Using a scalpel and scissors, dissect the eyeball by cutting along the corneo-scleral rims. Then rinse the corneas in a sterilized 500-milliliter beaker containing PBS. Next, place the excised corneas upside down into a sterile mold.
Fill the endothelial corneal cavity with a minimum essential medium, or MEM, containing 1%agarose maintained at 48 degrees Celsius. Now, invert and transfer the corneas to a 35-millimeter dish. Add two milliliters of MEM with or without the testing agent dropwise to the surface of the central cornea, ensuring the limbal conjunctiva region is covered while leaving the epithelium exposed to air.
Then place the culture dishes in a humidified 5%carbon dioxide incubator at 37 degrees Celsius. At 40 hours post wound, stain the wounded cultured corneas with Richardson staining solution. Wash the stained corneas with PBS before photographing them.

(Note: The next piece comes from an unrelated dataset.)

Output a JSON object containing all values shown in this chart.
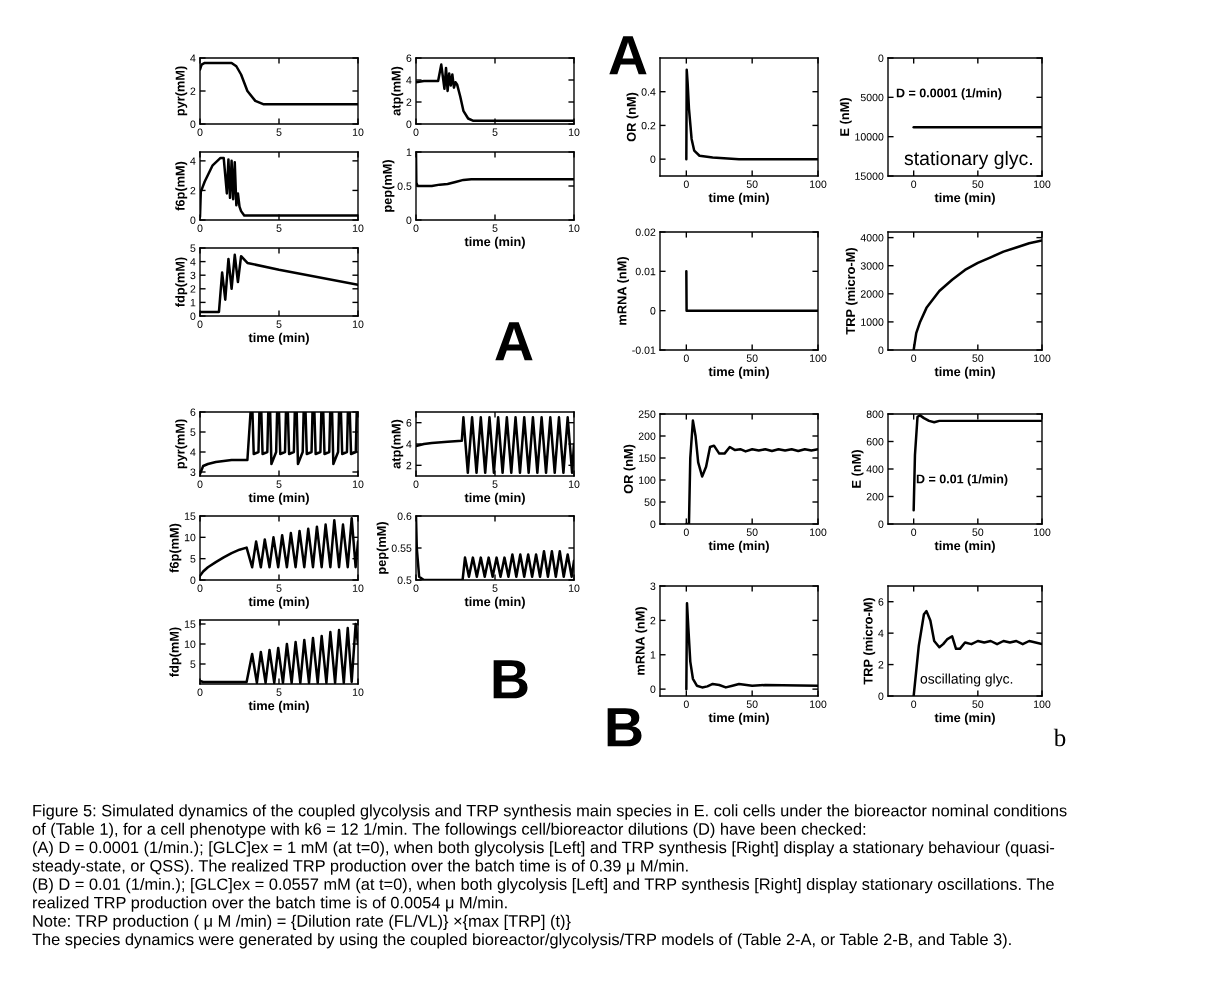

Then use the same size trephine to mark the original wound, and using a small scalpel, scrape the epithelial cells within the marked circles. Remove the collected cells and transfer them into a pre-cooled centrifuge tube. The remaining wound area was significantly larger in corneas treated with nepafenac 0.1%compared to those treated with bromfenac 0.09%and ketorolac 0.45%Corneas treated with LL-37 at 0.2 and 0.5 micrograms per milliliter showed significantly accelerated wound healing under high-glucose conditions compared to untreated corneas.